Gerald Nachman, Right Here on Our Stage Tonight!: Ed Sullivan’s America (University of California, $29.95). A lively anecdotal history of The Ed Sullivan Show, the TV program that put Louis Armstrong, William Inge, Elvis Presley, the Beatles, Van Cliburn, John Gielgud, Edward Villella, and Richard Pryor (among many, many others) in prime time, in the process defining the now-lost, insufficiently lamented middlebrow culture of the Fifties and Sixties. This book would have profited greatly from the ministrations of an editor with a sharp blue pencil and an eye for repetition, but it’s still readable and informative (TT).
MP3
First Drama Quartette, Don Juan in Hell (Saland Publishing). Charles Boyer, Cedric Hardwicke, Agnes Moorehead, and Charles Laughton perform the “Don Juan in Hell” scene from George Bernard Shaw’s Man and Superman with stupendous verve and elegance. This celebrated 1952 Columbia Masterworks recording, which has never before been reissued in any format, is now available as an mp3-only download for the unbelievable price of $1.98. What on earth are you waiting for? Grab it right this minute before somebody at Amazon figures out that they ought to be charging ten times as much (TT).
CD
Vladimir Horowitz at Carnegie Hall–The Private Collection: Haydn and Beethoven (RCA Red Seal). The latest installment of RCA’s ongoing series of previously unreleased concert recordings contains versions of Haydn’s E Flat Piano Sonata and Beethoven’s “Moonlight” and “Waldstein” Sonatas made at Carnegie Hall between 1945 and 1947. As usual with Horowitz, these commanding live performances have a nervous, sometimes unsettling edge not always present in his studio recordings. Given the age and nature of the source material, the sound is surprisingly good (TT).
BOOK
Todd London with Ben Pesner and Zannie Giraud Voss, Outrageous Fortune: The Life and Times of the New American Play (Theatre Development Fund, $14.95 paper). This is the book that everybody in the theater business is talking about, with good reason. Based on a survey of playwrights and other theater professionals, it offers a detailed and dismayingly candid portrait of how new American plays get produced–or, more often, don’t. Can a professional playwright really hope to make a living today without teaching or writing for TV? Who decides what plays get on stage?
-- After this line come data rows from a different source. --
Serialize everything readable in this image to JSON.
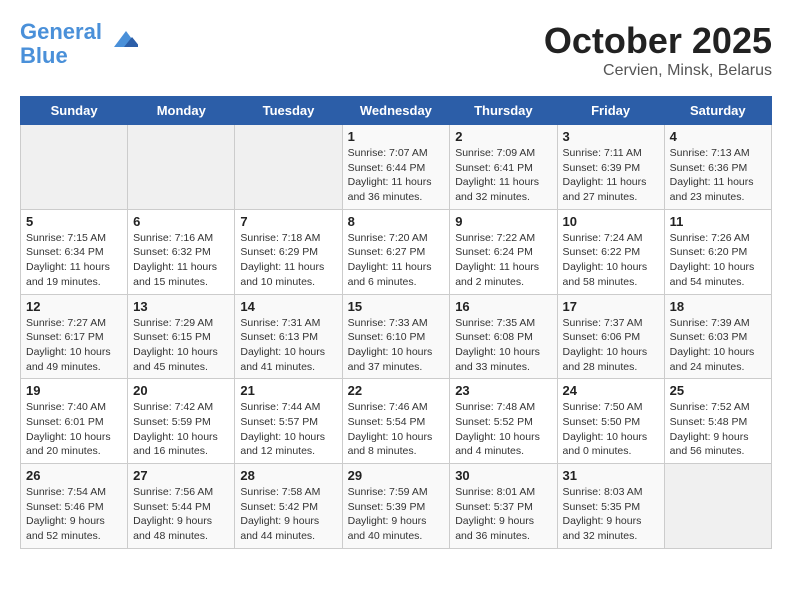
{
  "header": {
    "logo_line1": "General",
    "logo_line2": "Blue",
    "month": "October 2025",
    "location": "Cervien, Minsk, Belarus"
  },
  "days_of_week": [
    "Sunday",
    "Monday",
    "Tuesday",
    "Wednesday",
    "Thursday",
    "Friday",
    "Saturday"
  ],
  "weeks": [
    [
      {
        "day": "",
        "info": ""
      },
      {
        "day": "",
        "info": ""
      },
      {
        "day": "",
        "info": ""
      },
      {
        "day": "1",
        "info": "Sunrise: 7:07 AM\nSunset: 6:44 PM\nDaylight: 11 hours\nand 36 minutes."
      },
      {
        "day": "2",
        "info": "Sunrise: 7:09 AM\nSunset: 6:41 PM\nDaylight: 11 hours\nand 32 minutes."
      },
      {
        "day": "3",
        "info": "Sunrise: 7:11 AM\nSunset: 6:39 PM\nDaylight: 11 hours\nand 27 minutes."
      },
      {
        "day": "4",
        "info": "Sunrise: 7:13 AM\nSunset: 6:36 PM\nDaylight: 11 hours\nand 23 minutes."
      }
    ],
    [
      {
        "day": "5",
        "info": "Sunrise: 7:15 AM\nSunset: 6:34 PM\nDaylight: 11 hours\nand 19 minutes."
      },
      {
        "day": "6",
        "info": "Sunrise: 7:16 AM\nSunset: 6:32 PM\nDaylight: 11 hours\nand 15 minutes."
      },
      {
        "day": "7",
        "info": "Sunrise: 7:18 AM\nSunset: 6:29 PM\nDaylight: 11 hours\nand 10 minutes."
      },
      {
        "day": "8",
        "info": "Sunrise: 7:20 AM\nSunset: 6:27 PM\nDaylight: 11 hours\nand 6 minutes."
      },
      {
        "day": "9",
        "info": "Sunrise: 7:22 AM\nSunset: 6:24 PM\nDaylight: 11 hours\nand 2 minutes."
      },
      {
        "day": "10",
        "info": "Sunrise: 7:24 AM\nSunset: 6:22 PM\nDaylight: 10 hours\nand 58 minutes."
      },
      {
        "day": "11",
        "info": "Sunrise: 7:26 AM\nSunset: 6:20 PM\nDaylight: 10 hours\nand 54 minutes."
      }
    ],
    [
      {
        "day": "12",
        "info": "Sunrise: 7:27 AM\nSunset: 6:17 PM\nDaylight: 10 hours\nand 49 minutes."
      },
      {
        "day": "13",
        "info": "Sunrise: 7:29 AM\nSunset: 6:15 PM\nDaylight: 10 hours\nand 45 minutes."
      },
      {
        "day": "14",
        "info": "Sunrise: 7:31 AM\nSunset: 6:13 PM\nDaylight: 10 hours\nand 41 minutes."
      },
      {
        "day": "15",
        "info": "Sunrise: 7:33 AM\nSunset: 6:10 PM\nDaylight: 10 hours\nand 37 minutes."
      },
      {
        "day": "16",
        "info": "Sunrise: 7:35 AM\nSunset: 6:08 PM\nDaylight: 10 hours\nand 33 minutes."
      },
      {
        "day": "17",
        "info": "Sunrise: 7:37 AM\nSunset: 6:06 PM\nDaylight: 10 hours\nand 28 minutes."
      },
      {
        "day": "18",
        "info": "Sunrise: 7:39 AM\nSunset: 6:03 PM\nDaylight: 10 hours\nand 24 minutes."
      }
    ],
    [
      {
        "day": "19",
        "info": "Sunrise: 7:40 AM\nSunset: 6:01 PM\nDaylight: 10 hours\nand 20 minutes."
      },
      {
        "day": "20",
        "info": "Sunrise: 7:42 AM\nSunset: 5:59 PM\nDaylight: 10 hours\nand 16 minutes."
      },
      {
        "day": "21",
        "info": "Sunrise: 7:44 AM\nSunset: 5:57 PM\nDaylight: 10 hours\nand 12 minutes."
      },
      {
        "day": "22",
        "info": "Sunrise: 7:46 AM\nSunset: 5:54 PM\nDaylight: 10 hours\nand 8 minutes."
      },
      {
        "day": "23",
        "info": "Sunrise: 7:48 AM\nSunset: 5:52 PM\nDaylight: 10 hours\nand 4 minutes."
      },
      {
        "day": "24",
        "info": "Sunrise: 7:50 AM\nSunset: 5:50 PM\nDaylight: 10 hours\nand 0 minutes."
      },
      {
        "day": "25",
        "info": "Sunrise: 7:52 AM\nSunset: 5:48 PM\nDaylight: 9 hours\nand 56 minutes."
      }
    ],
    [
      {
        "day": "26",
        "info": "Sunrise: 7:54 AM\nSunset: 5:46 PM\nDaylight: 9 hours\nand 52 minutes."
      },
      {
        "day": "27",
        "info": "Sunrise: 7:56 AM\nSunset: 5:44 PM\nDaylight: 9 hours\nand 48 minutes."
      },
      {
        "day": "28",
        "info": "Sunrise: 7:58 AM\nSunset: 5:42 PM\nDaylight: 9 hours\nand 44 minutes."
      },
      {
        "day": "29",
        "info": "Sunrise: 7:59 AM\nSunset: 5:39 PM\nDaylight: 9 hours\nand 40 minutes."
      },
      {
        "day": "30",
        "info": "Sunrise: 8:01 AM\nSunset: 5:37 PM\nDaylight: 9 hours\nand 36 minutes."
      },
      {
        "day": "31",
        "info": "Sunrise: 8:03 AM\nSunset: 5:35 PM\nDaylight: 9 hours\nand 32 minutes."
      },
      {
        "day": "",
        "info": ""
      }
    ]
  ]
}
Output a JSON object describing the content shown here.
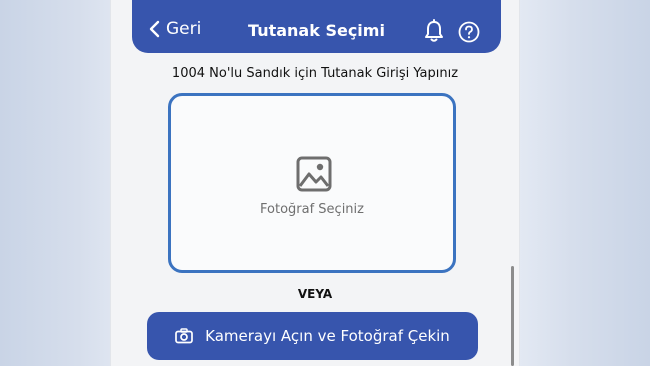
{
  "header": {
    "back_label": "Geri",
    "title": "Tutanak Seçimi",
    "icons": [
      "bell-icon",
      "help-icon",
      "chevron-left-icon"
    ]
  },
  "instruction": "1004 No'lu Sandık için Tutanak Girişi Yapınız",
  "photo_picker": {
    "label": "Fotoğraf Seçiniz",
    "icon": "image-icon"
  },
  "separator": "VEYA",
  "camera_button": {
    "label": "Kamerayı Açın ve Fotoğraf Çekin",
    "icon": "camera-icon"
  },
  "colors": {
    "primary": "#3755ad",
    "picker_border": "#3b73c0",
    "background": "#f3f4f6"
  }
}
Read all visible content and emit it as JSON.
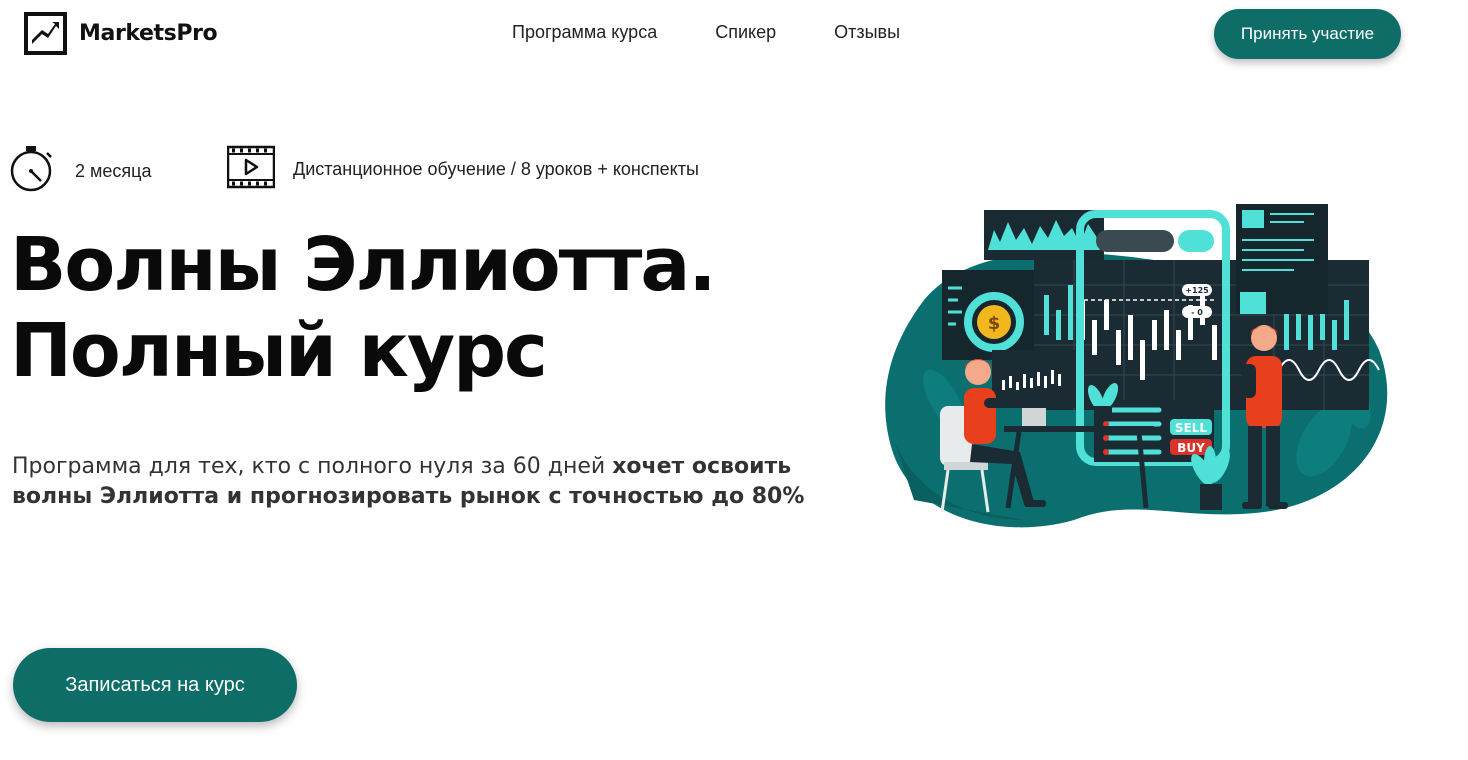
{
  "header": {
    "logo_text": "MarketsPro",
    "nav": [
      "Программа курса",
      "Спикер",
      "Отзывы"
    ],
    "cta_label": "Принять участие"
  },
  "features": [
    {
      "icon": "stopwatch-icon",
      "text": "2 месяца"
    },
    {
      "icon": "video-film-icon",
      "text": "Дистанционное обучение / 8 уроков + конспекты"
    }
  ],
  "hero": {
    "title_line1": "Волны Эллиотта.",
    "title_line2": "Полный курс",
    "subtitle_regular": "Программа для тех, кто с полного нуля  за 60 дней ",
    "subtitle_bold": "хочет освоить волны Эллиотта и прогнозировать рынок с точностью до 80%",
    "cta_label": "Записаться на курс"
  },
  "illustration": {
    "sell_label": "SELL",
    "buy_label": "BUY",
    "tag_plus": "+125",
    "tag_zero": "- 0"
  },
  "colors": {
    "accent": "#0e6e67",
    "teal_light": "#4fe0d8",
    "orange": "#e8401c",
    "red": "#d9342b",
    "text": "#111111"
  }
}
Are playwrights and producers talking past one another? All these questions are answered in Outrageous Fortune, and the answers are both provocative and disturbing (TT).
PLAY
The Orphan’s Home Cycle (Signature Theatre, 555 W. 42, closes May 8). Horton Foote’s three-part condensation of his great nine-play cycle about American family life in the first part of the twentieth century has just been extended through May 8. This means that there will now be five single-day marathon presentations of the complete cycle, on February 6 and 27, March 6, April 3, and May 8. Having seen all three parts separately, I suspect that seeing them in a single day is likely to be the best way to experience this not-to-be-missed theatrical event. Get your tickets while you can (TT).
PLAY
Our Town (Barrow Street Theatre, 27 Barrow St.). Stephen Kunken is now playing the Stage Manager in what has become the longest-running commercial production of Thornton Wilder’s masterpiece ever to be mounted. Alas, it can’t run forever, so if you have yet to see the best show in New York, get cracking. David Cromer’s staging is a re-creative landmark, at once arrestingly original and fundamentally faithful in its approach to the author’s well-loved text. Don’t listen if anybody tries to tell you about the surprise ending–and once you’ve seen the show, don’t tell anybody what happens (TT).
BOOK
Ben Hodges (ed)., The Play That Changed My Life: America’s Foremost Playwrights on the Plays That Influenced Them (Applause, $18.95 paper). The title and subtitle say it all. Among those present: Jon Robin Baitz, Nilo Cruz, Christopher Durang, Horton Foote, A.R. Gurney, Lynn Nottage, Sarah Ruhl, and John Patrick Shanley. Your interest in the nineteen essays will undoubtedly vary with your interest in the nineteen playwrights who wrote them, but every contribution is both readable and worth reading–albeit for very different reasons. I especially liked David Ives’ witty reminiscence of seeing Edward Albee’s A Delicate Balance as a teenager in Chicago in the late Sixties. Oh, how the world has changed! (TT).
TV
Great Performances: Passing Strange (PBS, Jan. 13, nine p.m. ET, check local listings). Spike Lee’s performance film-documentary of the Broadway production of Stew’s 2007 rock musical about the travails of a middle-class black bohemian makes its broadcast debut this month. The music is a bit plain-sounding, but the book and lyrics offer a revealing glimpse of a side of black life in America that rarely gets talked about, much less sung about. Annie Dorsen’s staging is full of punch, and Lee has filmed the show with tremendous verve (TT).